Ephedra (Ma Huang) can help with the following:

Metabolic

Problems Caused By Being Overweight

Contrary to commonly reported stories, 3 months of intermittent or continuous treatment with an ephedra-containing weight-loss product containing ephedra (but not caffeine) had no ill effect on heart rate or blood pressure and there were no cases of serious adverse effects reported in a well-controlled study of 279 healthy, overweight people.  33% of patients on intermittent treatment and 48% on continuous treatment experienced adverse effects deemed non-serious such as dry mouth, headache, insomnia, nervousness, agitation, constipation and/or diarrhea.  [Experimental Biology 2002, April 20-24, 2002, New Orleans, LA, USA.  Abstract]

Respiratory

Asthma

Ephedra contains ephedrine and variable quantities of pseudoephedrine.  These components are still widely prescribed and effective drugs in the treatment of asthma, particularly in chronic cases.

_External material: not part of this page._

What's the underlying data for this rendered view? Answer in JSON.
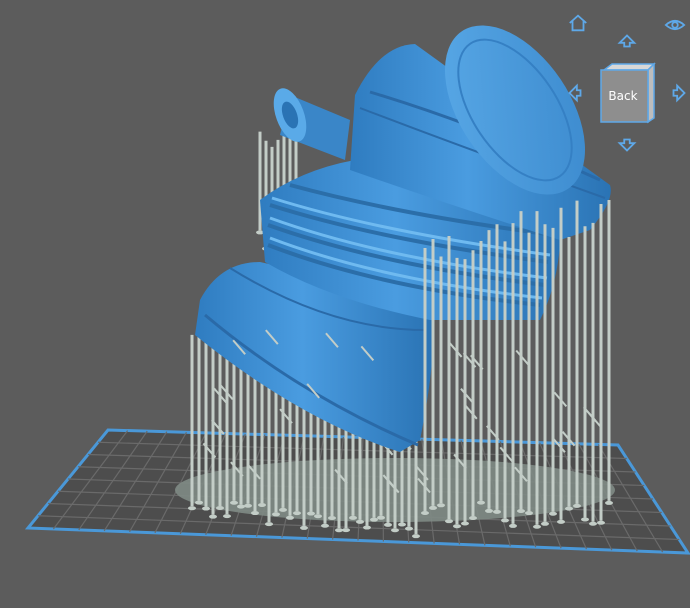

Ephedrine is an approved over-the-counter (OTC) treatment for bronchial tightness associated with asthma.  OTC drugs containing ephedrine can be safely used by adults in the amount of 12.5 to 25mg every four hours.  Adults should take a total of no more than 150mg every 24 hours and refer to labels for children's dosages.  Ephedra sinica continues to be a component of traditional herbal preparations for asthma, often in amounts of 1 to 2gm of the herb per day.

Acute Bronchitis

Ephedra (the active ingredient in Ma Huang) and pseudoephedrine have been used with clinical success in Chinese studies.  [Pharmacology and Applications of Chinese Materia Medica, Vol 2, pp.1119-24, World Scientific Publishing.].  Dosage: 500-1,000mg of the crude herb tid, or ephedrine 15-25mg tid.